Neurology. 2021 May 11;96(19):e2395-e2406. doi: 10.1212/WNL.0000000000011893. Epub 2021 Mar 25.
To assess the prevalence, timing, and functional impact of psychiatric, cognitive, and motor abnormalities in Huntington disease (HD) gene carriers, we analyzed retrospective clinical data from individuals with manifest HD.
Clinical features of patients with HD were analyzed for 6,316 individuals in an observational study of the European Huntington's Disease Network (REGISTRY) from 161 sites across 17 countries. Data came from clinical history and the patient-completed Clinical Characteristics Questionnaire that assessed 8 symptoms: motor, cognitive, apathy, depression, perseverative/obsessive behavior, irritability, violent/aggressive behavior, and psychosis. Multiple logistic regression was used to analyze relationships between symptoms and functional outcomes.

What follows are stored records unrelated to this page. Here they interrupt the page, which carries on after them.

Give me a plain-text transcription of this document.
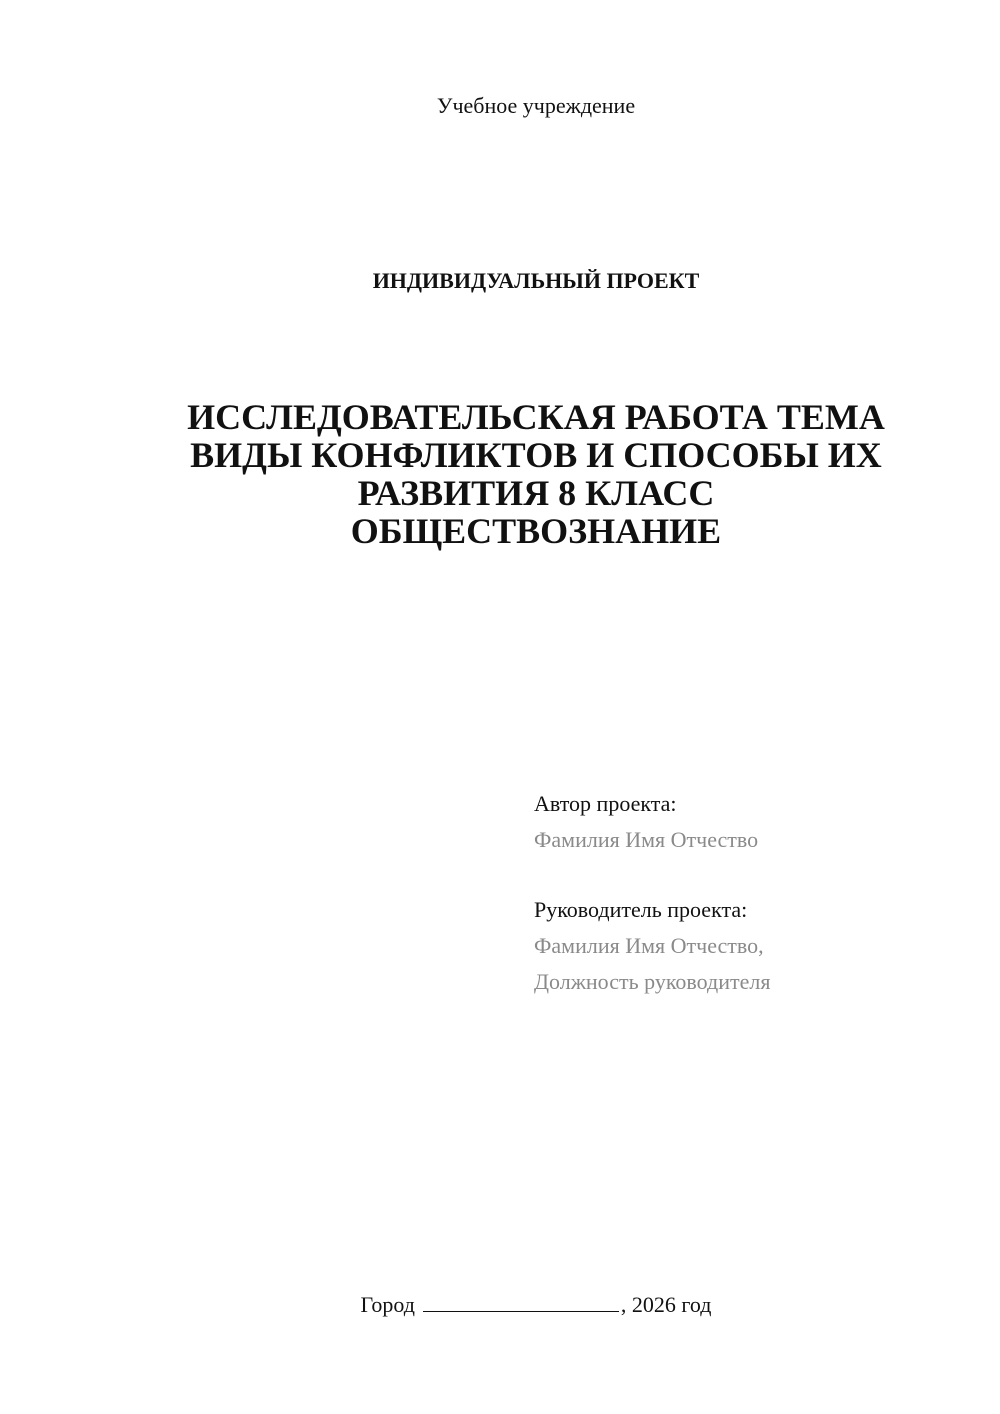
Учебное учреждение
ИНДИВИДУАЛЬНЫЙ ПРОЕКТ
ИССЛЕДОВАТЕЛЬСКАЯ РАБОТА ТЕМА
ВИДЫ КОНФЛИКТОВ И СПОСОБЫ ИХ
РАЗВИТИЯ 8 КЛАСС
ОБЩЕСТВОЗНАНИЕ
Автор проекта:
Фамилия Имя Отчество
Руководитель проекта:
Фамилия Имя Отчество,
Должность руководителя
Город	, 2026 год
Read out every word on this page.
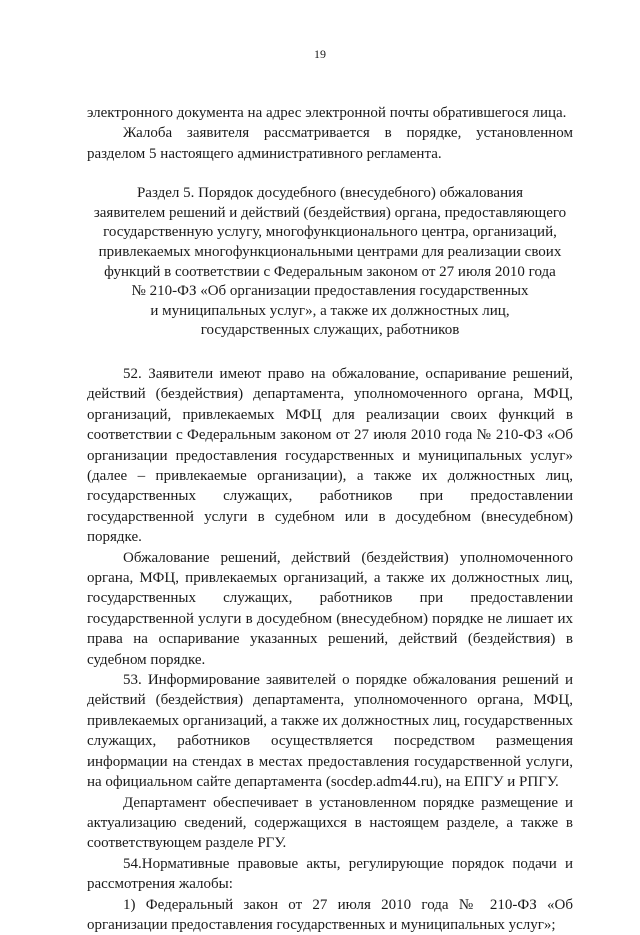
19

электронного документа на адрес электронной почты обратившегося лица.

Жалоба заявителя рассматривается в порядке, установленном разделом 5 настоящего административного регламента.

Раздел 5. Порядок досудебного (внесудебного) обжалования
заявителем решений и действий (бездействия) органа, предоставляющего
государственную услугу, многофункционального центра, организаций,
привлекаемых многофункциональными центрами для реализации своих
функций в соответствии с Федеральным законом от 27 июля 2010 года
№ 210-ФЗ «Об организации предоставления государственных
и муниципальных услуг», а также их должностных лиц,
государственных служащих, работников

52. Заявители имеют право на обжалование, оспаривание решений, действий (бездействия) департамента, уполномоченного органа, МФЦ, организаций, привлекаемых МФЦ для реализации своих функций в соответствии с Федеральным законом от 27 июля 2010 года № 210-ФЗ «Об организации предоставления государственных и муниципальных услуг» (далее – привлекаемые организации), а также их должностных лиц, государственных служащих, работников при предоставлении государственной услуги в судебном или в досудебном (внесудебном) порядке.

Обжалование решений, действий (бездействия) уполномоченного органа, МФЦ, привлекаемых организаций, а также их должностных лиц, государственных служащих, работников при предоставлении государственной услуги в досудебном (внесудебном) порядке не лишает их права на оспаривание указанных решений, действий (бездействия) в судебном порядке.

53. Информирование заявителей о порядке обжалования решений и действий (бездействия) департамента, уполномоченного органа, МФЦ, привлекаемых организаций, а также их должностных лиц, государственных служащих, работников осуществляется посредством размещения информации на стендах в местах предоставления государственной услуги, на официальном сайте департамента (socdep.adm44.ru), на ЕПГУ и РПГУ.

Департамент обеспечивает в установленном порядке размещение и актуализацию сведений, содержащихся в настоящем разделе, а также в соответствующем разделе РГУ.

54.Нормативные правовые акты, регулирующие порядок подачи и рассмотрения жалобы:

1) Федеральный закон от 27 июля 2010 года № 210-ФЗ «Об организации предоставления государственных и муниципальных услуг»;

The initial manifestation of HD is increasingly likely to be motor and less likely to be psychiatric as age at presentation increases and is independent of pathogenic CAG repeat length. The Clinical Characteristics Questionnaire captures data on nonmotor symptom prevalence that correlate specifically with validated clinical measures. Psychiatric and cognitive symptoms are common in HD gene carriers, with earlier onsets associated with longer CAG repeats. Of patients with HD, 42.4% reported at least 1 psychiatric or cognitive symptom before motor symptoms, with depression most common. Each nonmotor symptom was associated with significantly reduced total functional capacity scores.

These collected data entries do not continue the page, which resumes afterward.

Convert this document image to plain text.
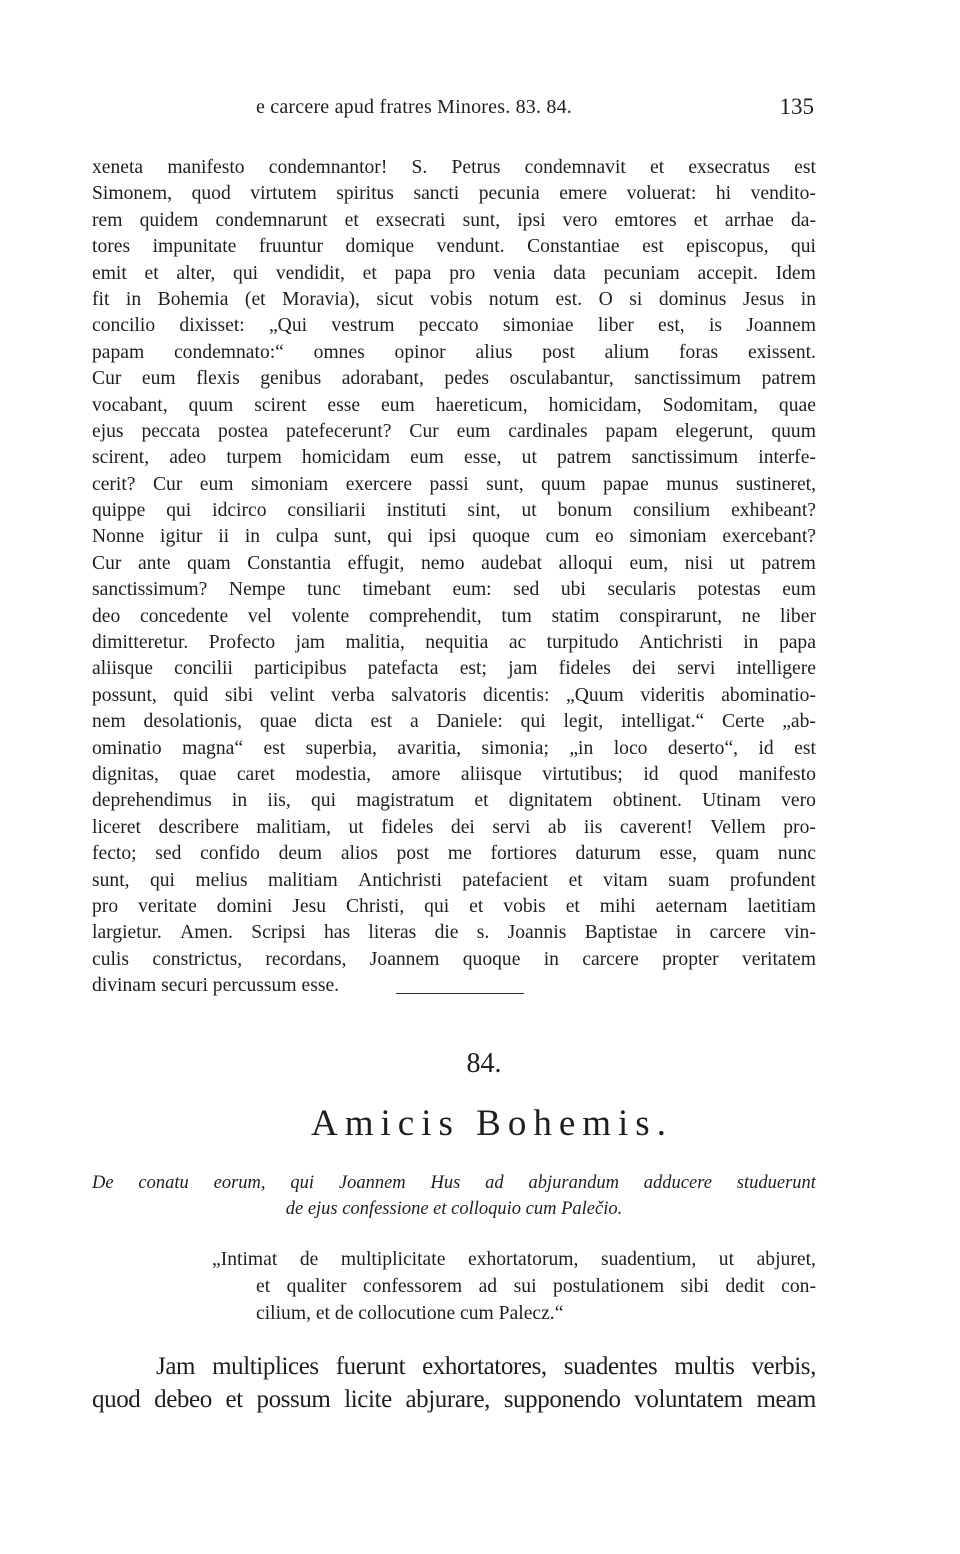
e carcere apud fratres Minores. 83. 84.	135
xeneta manifesto condemnantor! S. Petrus condemnavit et exsecratus est
Simonem, quod virtutem spiritus sancti pecunia emere voluerat: hi vendito-
rem quidem condemnarunt et exsecrati sunt, ipsi vero emtores et arrhae da-
tores impunitate fruuntur domique vendunt. Constantiae est episcopus, qui
emit et alter, qui vendidit, et papa pro venia data pecuniam accepit. Idem
fit in Bohemia (et Moravia), sicut vobis notum est. O si dominus Jesus in
concilio dixisset: „Qui vestrum peccato simoniae liber est, is Joannem
papam condemnato:“ omnes opinor alius post alium foras exissent.
Cur eum flexis genibus adorabant, pedes osculabantur, sanctissimum patrem
vocabant, quum scirent esse eum haereticum, homicidam, Sodomitam, quae
ejus peccata postea patefecerunt? Cur eum cardinales papam elegerunt, quum
scirent, adeo turpem homicidam eum esse, ut patrem sanctissimum interfe-
cerit? Cur eum simoniam exercere passi sunt, quum papae munus sustineret,
quippe qui idcirco consiliarii instituti sint, ut bonum consilium exhibeant?
Nonne igitur ii in culpa sunt, qui ipsi quoque cum eo simoniam exercebant?
Cur ante quam Constantia effugit, nemo audebat alloqui eum, nisi ut patrem
sanctissimum? Nempe tunc timebant eum: sed ubi secularis potestas eum
deo concedente vel volente comprehendit, tum statim conspirarunt, ne liber
dimitteretur. Profecto jam malitia, nequitia ac turpitudo Antichristi in papa
aliisque concilii participibus patefacta est; jam fideles dei servi intelligere
possunt, quid sibi velint verba salvatoris dicentis: „Quum videritis abominatio-
nem desolationis, quae dicta est a Daniele: qui legit, intelligat.“ Certe „ab-
ominatio magna“ est superbia, avaritia, simonia; „in loco deserto“, id est
dignitas, quae caret modestia, amore aliisque virtutibus; id quod manifesto
deprehendimus in iis, qui magistratum et dignitatem obtinent. Utinam vero
liceret describere malitiam, ut fideles dei servi ab iis caverent! Vellem pro-
fecto; sed confido deum alios post me fortiores daturum esse, quam nunc
sunt, qui melius malitiam Antichristi patefacient et vitam suam profundent
pro veritate domini Jesu Christi, qui et vobis et mihi aeternam laetitiam
largietur. Amen. Scripsi has literas die s. Joannis Baptistae in carcere vin-
culis constrictus, recordans, Joannem quoque in carcere propter veritatem
divinam securi percussum esse.
84.
Amicis Bohemis.
De conatu eorum, qui Joannem Hus ad abjurandum adducere studuerunt
de ejus confessione et colloquio cum Palečio.
„Intimat de multiplicitate exhortatorum, suadentium, ut abjuret,
et qualiter confessorem ad sui postulationem sibi dedit con-
cilium, et de collocutione cum Palecz.“
Jam multiplices fuerunt exhortatores, suadentes multis verbis,
quod debeo et possum licite abjurare, supponendo voluntatem meam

Psychiatric and cognitive symptoms are common and functionally debilitating in HD gene carriers. They require recognition and targeting with clinical outcome measures and treatments. However, because it is impossible to distinguish confidently between nonmotor symptoms arising from HD and primary psychiatric disorders, particularly in younger premanifest patients, nonmotor symptoms should not be used to make a clinical diagnosis of HD.
ClinicalTrials.gov Identifier: NCT01590589.

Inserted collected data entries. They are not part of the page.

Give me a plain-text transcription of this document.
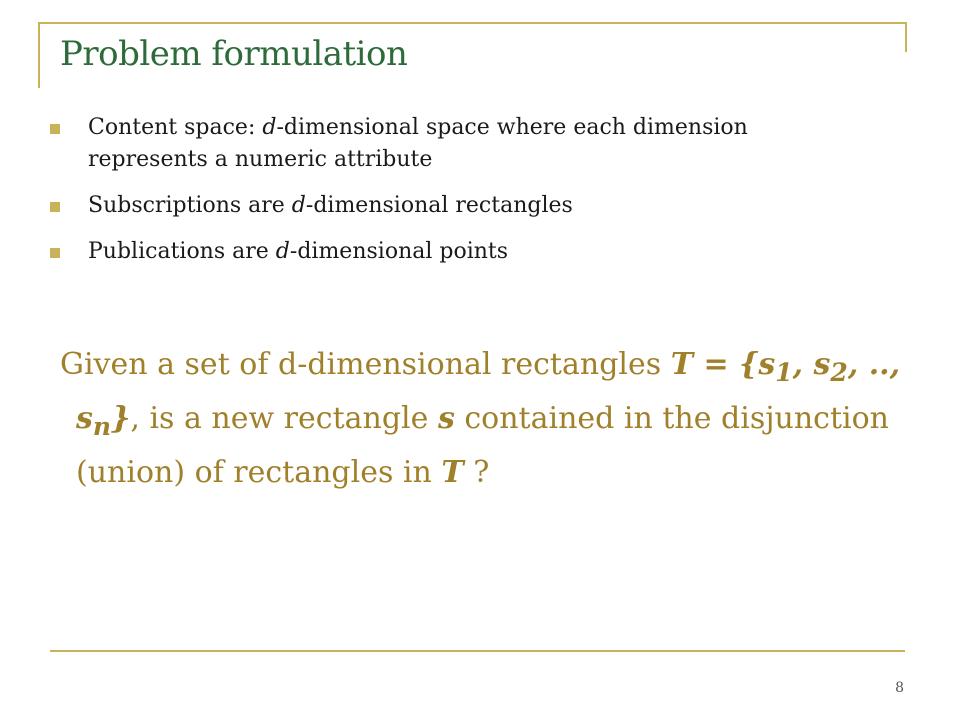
Problem formulation
Content space: d-dimensional space where each dimension represents a numeric attribute
Subscriptions are d-dimensional rectangles
Publications are d-dimensional points

Given a set of d-dimensional rectangles $T = \{s_1$, $s_2$, .., $s_n$}, is a new rectangle s contained in the disjunction (union) of rectangles in T ?

8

为评估亨廷顿舞蹈病(HD)基因携带者精神、认知和运动异常的患病率、出现时间及功能影响,我们分析了显性HD患者的回顾性临床数据。
在一项对欧洲亨廷顿舞蹈病网络(登记处)来自17个国家161个地点的6316名个体的观察性研究中,分析了HD患者的临床特征。数据来自临床病史以及患者填写的临床特征问卷,该问卷评估了8种症状:运动、认知、冷漠、抑郁、重复/强迫行为、易怒、暴力/攻击行为和精神病。采用多重逻辑回归分析症状与功能结局之间的关系。
随着发病年龄增加,HD的初始表现越来越可能是运动性的,而精神性的可能性越来越小,且与致病CAG重复长度无关。临床特征问卷收集了与经过验证的临床测量方法特异性相关的非运动症状患病率数据。精神和认知症状在HD基因携带者中很常见,发病较早与CAG重复较长有关。在HD患者中,42.4%报告在出现运动症状之前至少有1种精神或认知症状,其中抑郁最为常见。每种非运动症状都与总功能能力得分显著降低相关。
精神和认知症状在HD基因携带者中很常见且会导致功能衰退。它们需要通过临床结局测量和治疗来识别并针对性处理。然而,由于无法可靠地区分HD引起的非运动症状和原发性精神障碍,特别是在较年轻的症状前患者中,非运动症状不应被用于HD的临床诊断。
ClinicalTrials.gov标识符:NCT01590589。